In a paper read before the London Mathematical Society in 1869, Cayley was the first to call attention to birational transformations in three dimensions, as an immediate extension of Cremona's two-dimensional work. In particular he investigated the 3-3 transformation, which is most compactly expressed by three bilinear relations between the two sets of homogeneous coordinates in the two spaces. He shewed that planes in one space correspond to cubic surfaces in the other, and since three planes meet in only one point, three of these cubic surfaces meet in only one variable point, and their remaining intersection is a fixed sextic curve with seven apparent double points. Cayley gave the formulae of transformation for two cases: (i) when the sextic does not degenerate, and (ii) when it becomes four non-intersecting straight lines and their two transversals. Soon afterwards Cremona and Noether both gave many examples proving that the sextic may degenerate in different ways in the two spaces.

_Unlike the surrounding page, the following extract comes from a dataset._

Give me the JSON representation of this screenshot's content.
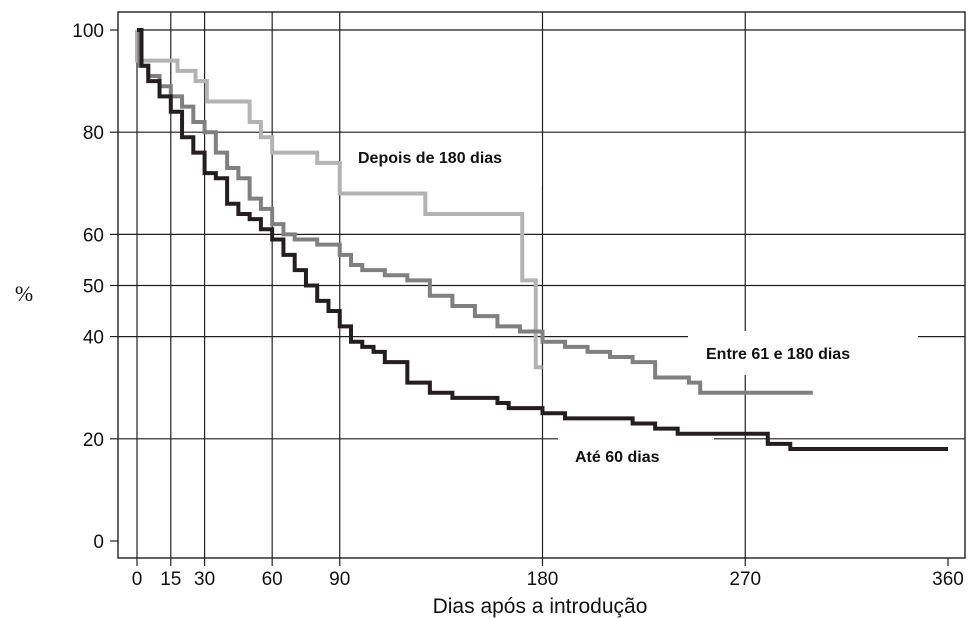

The method of inversion, which is a special form of this transformation, had long been known; but since the time of Cremona the general theory has been greatly developed, and birational transformations are constantly employed in connection with such problems as singularities of surfaces. In particular, the 3-3 transformation, and some of its special cases, have been very useful, and it seems worth while to attempt a systematic treatment of all its varieties. Many of these have been discussed, but, as far as I know, with no attempt at completeness.
The following paper deals with the cases where the first principal sextic curve consists of six straight lines with eight simple intersections, or their equivalent in multiple intersections, taking account of all the possible arrangements of these intersections on the lines.